Jasper Fforde was born into a family of academics and had to overcome a belief that he couldn’t be a writer without any formal higher education. Seven books later he has concluded that the minimum requirement for writing is “being human.”
I couldn’t agree more. Writing schools (in the form of MFA programs) abound, and I imagine they serve a useful purpose. If nothing else, they get young and youngish would-be writers to write a lot under the tutelage of an experienced writer. Contacts can be made as well. Certain literary agents scour the ranks of Iowa Writers Workshop graduates for potential clients, and in her interview Zoë Ferarris described a soiree thrown by her MFA program where agents mingled with the new blood.

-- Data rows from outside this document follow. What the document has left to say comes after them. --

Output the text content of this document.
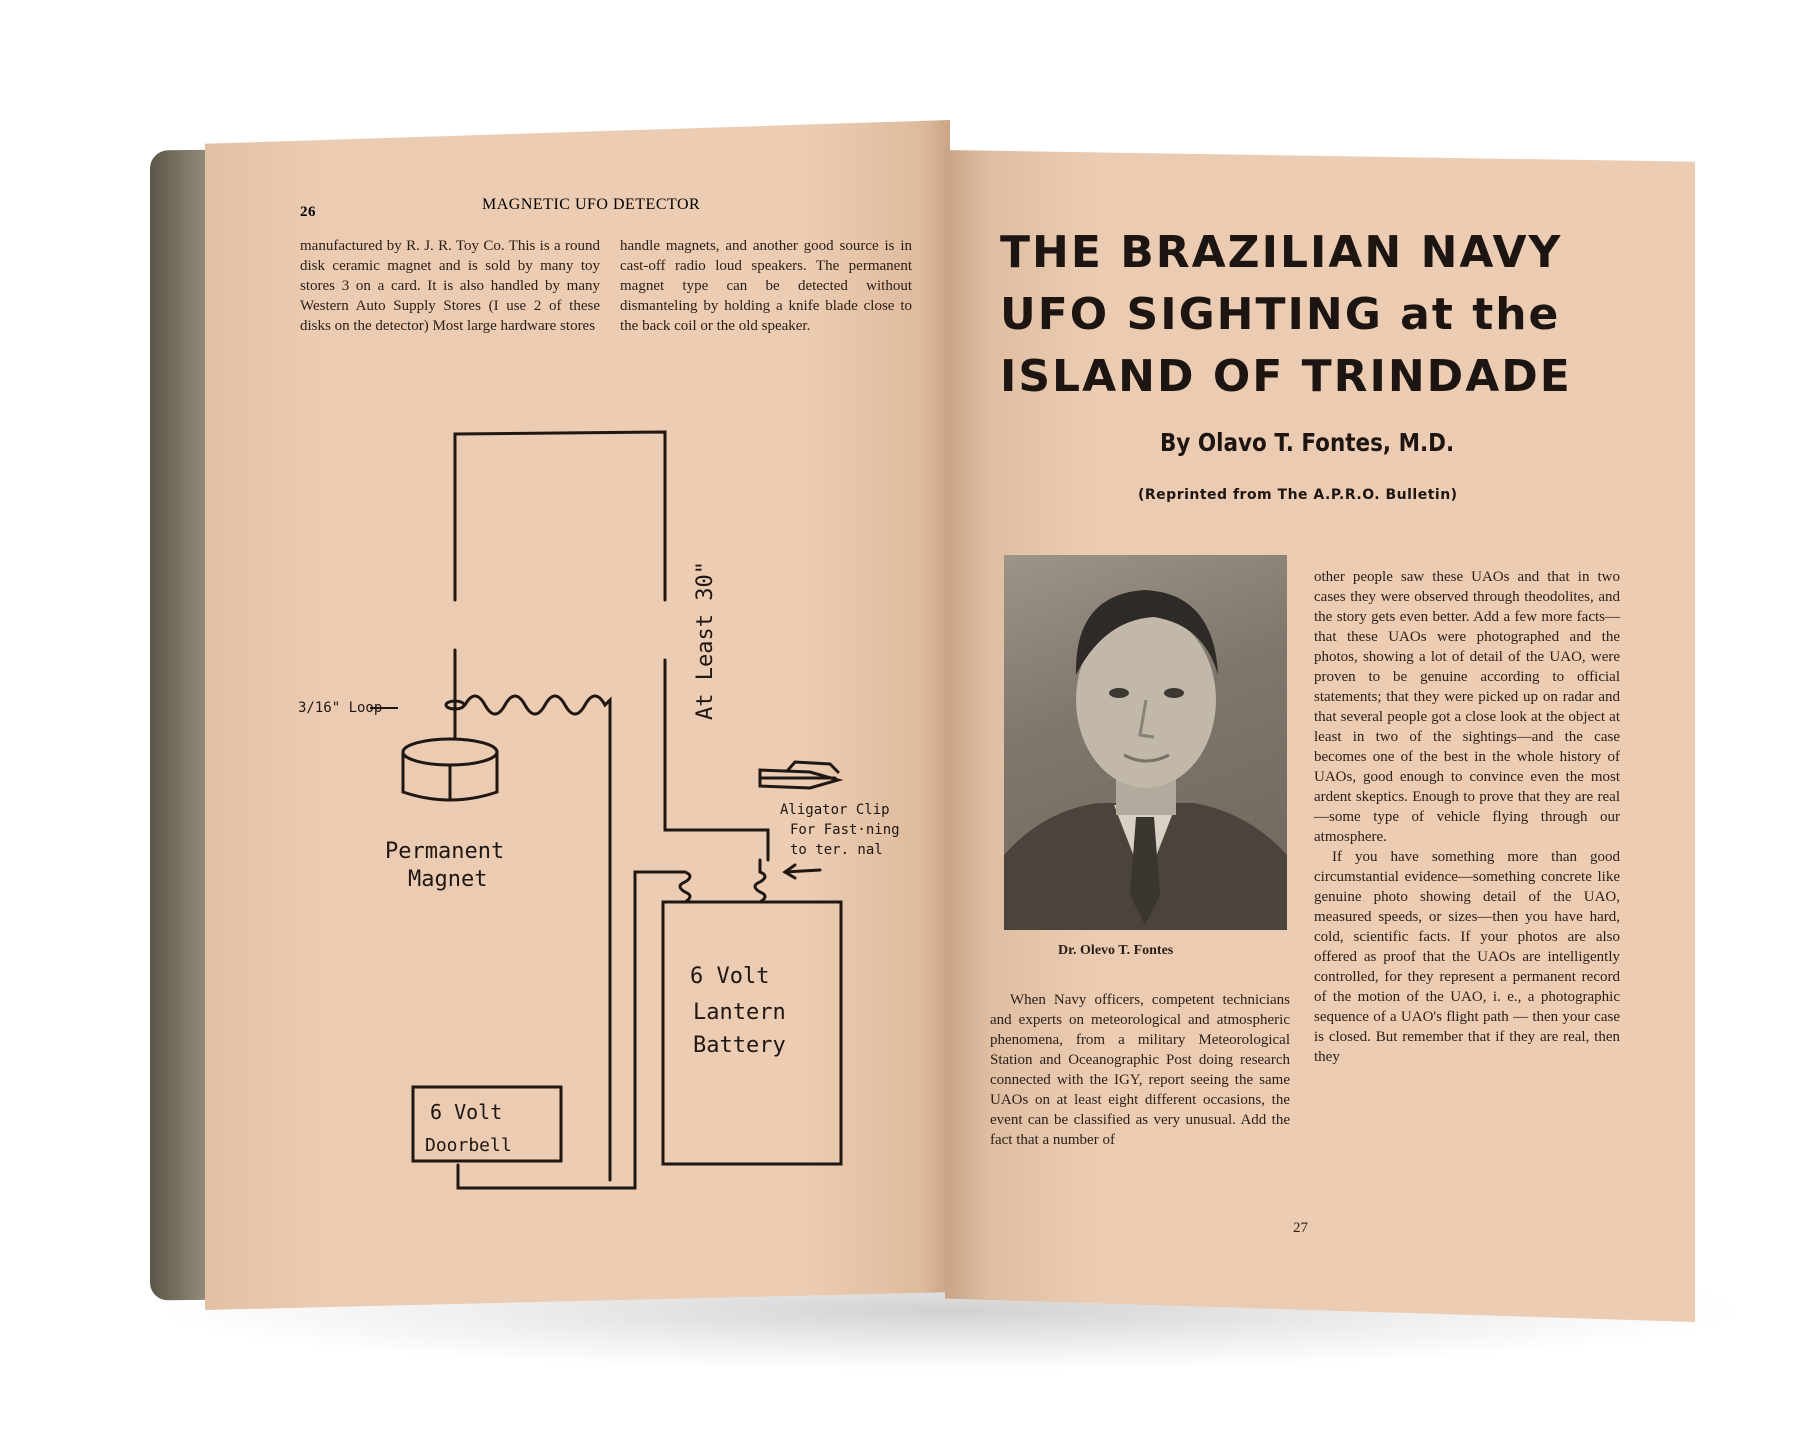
26	MAGNETIC UFO DETECTOR

manufactured by R. J. R. Toy Co. This is a round disk ceramic magnet and is sold by many toy stores 3 on a card. It is also handled by many Western Auto Supply Stores (I use 2 of these disks on the detector) Most large hardware stores

handle magnets, and another good source is in cast-off radio loud speakers. The permanent magnet type can be detected without dismanteling by holding a knife blade close to the back coil or the old speaker.

3/16" Loop
Permanent
Magnet
At Least 30"
Aligator Clip
For Fast·ning
to ter. nal
6 Volt
Lantern
Battery
6 Volt
Doorbell
THE BRAZILIAN NAVY
UFO SIGHTING at the
ISLAND OF TRINDADE
By Olavo T. Fontes, M.D.
(Reprinted from The A.P.R.O. Bulletin)
Dr. Olevo T. Fontes

When Navy officers, competent technicians and experts on meteorological and atmospheric phenomena, from a military Meteorological Station and Oceanographic Post doing research connected with the IGY, report seeing the same UAOs on at least eight different occasions, the event can be classified as very unusual. Add the fact that a number of

other people saw these UAOs and that in two cases they were observed through theodolites, and the story gets even better. Add a few more facts—that these UAOs were photographed and the photos, showing a lot of detail of the UAO, were proven to be genuine according to official statements; that they were picked up on radar and that several people got a close look at the object at least in two of the sightings—and the case becomes one of the best in the whole history of UAOs, good enough to convince even the most ardent skeptics. Enough to prove that they are real—some type of vehicle flying through our atmosphere.

If you have something more than good circumstantial evidence—something concrete like genuine photo showing detail of the UAO, measured speeds, or sizes—then you have hard, cold, scientific facts. If your photos are also offered as proof that the UAOs are intelligently controlled, for they represent a permanent record of the motion of the UAO, i. e., a photographic sequence of a UAO's flight path — then your case is closed. But remember that if they are real, then they

27
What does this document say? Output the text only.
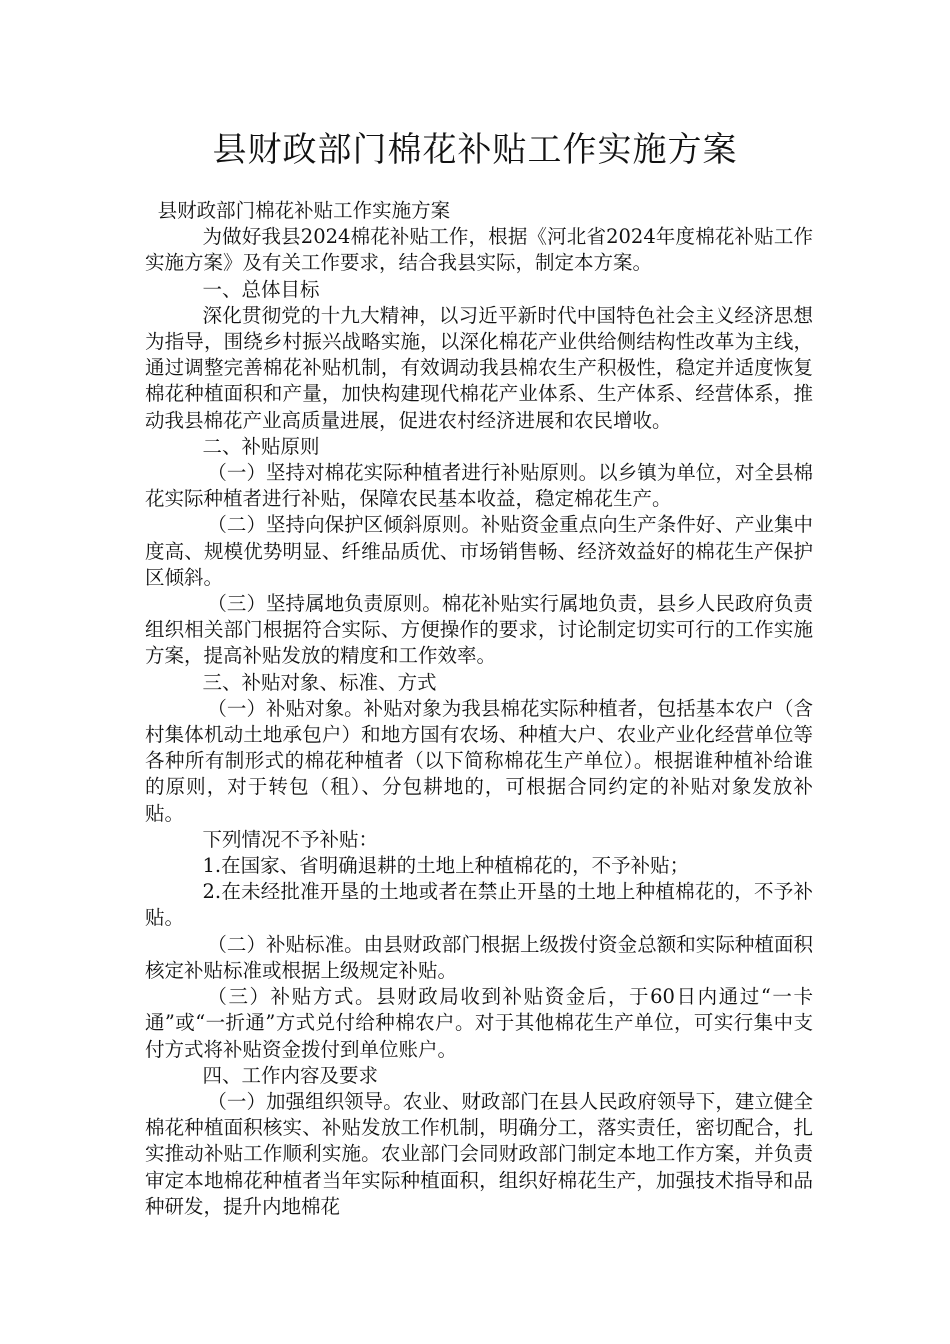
县财政部门棉花补贴工作实施方案

县财政部门棉花补贴工作实施方案

为做好我县2024棉花补贴工作，根据《河北省2024年度棉花补贴工作实施方案》及有关工作要求，结合我县实际，制定本方案。

一、总体目标

深化贯彻党的十九大精神，以习近平新时代中国特色社会主义经济思想为指导，围绕乡村振兴战略实施，以深化棉花产业供给侧结构性改革为主线，通过调整完善棉花补贴机制，有效调动我县棉农生产积极性，稳定并适度恢复棉花种植面积和产量，加快构建现代棉花产业体系、生产体系、经营体系，推动我县棉花产业高质量进展，促进农村经济进展和农民增收。

二、补贴原则

（一）坚持对棉花实际种植者进行补贴原则。以乡镇为单位，对全县棉花实际种植者进行补贴，保障农民基本收益，稳定棉花生产。

（二）坚持向保护区倾斜原则。补贴资金重点向生产条件好、产业集中度高、规模优势明显、纤维品质优、市场销售畅、经济效益好的棉花生产保护区倾斜。

（三）坚持属地负责原则。棉花补贴实行属地负责，县乡人民政府负责组织相关部门根据符合实际、方便操作的要求，讨论制定切实可行的工作实施方案，提高补贴发放的精度和工作效率。

三、补贴对象、标准、方式

（一）补贴对象。补贴对象为我县棉花实际种植者，包括基本农户（含村集体机动土地承包户）和地方国有农场、种植大户、农业产业化经营单位等各种所有制形式的棉花种植者（以下简称棉花生产单位）。根据谁种植补给谁的原则，对于转包（租）、分包耕地的，可根据合同约定的补贴对象发放补贴。

下列情况不予补贴：

1.在国家、省明确退耕的土地上种植棉花的，不予补贴；

2.在未经批准开垦的土地或者在禁止开垦的土地上种植棉花的，不予补贴。

（二）补贴标准。由县财政部门根据上级拨付资金总额和实际种植面积核定补贴标准或根据上级规定补贴。

（三）补贴方式。县财政局收到补贴资金后，于60日内通过“一卡通”或“一折通”方式兑付给种棉农户。对于其他棉花生产单位，可实行集中支付方式将补贴资金拨付到单位账户。

四、工作内容及要求

（一）加强组织领导。农业、财政部门在县人民政府领导下，建立健全棉花种植面积核实、补贴发放工作机制，明确分工，落实责任，密切配合，扎实推动补贴工作顺利实施。农业部门会同财政部门制定本地工作方案，并负责审定本地棉花种植者当年实际种植面积，组织好棉花生产，加强技术指导和品种研发，提升内地棉花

So all to the good. But in the end, all the writing classes in the world will never take the place of hours spent in the chair. Writing is not about a relationship between you and a writer teacher, or you and a critique group, or even you and your readership—it is a relationship between you and you. After you’ve written what you wanted to write is when the teachers and readers come in, and that is a particular relationship and experience unto itself.
The writing, however, is about you talking to you. Or, more accurately, you listening to you. Those hours in the chair are where you train your ear to hone in on your most authentic stream of thought and feeling. That stream is unique to you, and so it is ultimately impossible for anyone else to tell you where it is or what it sounds like.
Alone we are at our desks. Some of us fear this solitude, some of us are afraid to leave it. Yet there is nothing to fear, in leaving the solitude or in turning toward it. That silence and solitude is with you at all times, and if you train your ear well enough, you will hear it wherever you are—ending arguments, choosing the perfect gift, and putting you to sleep at night.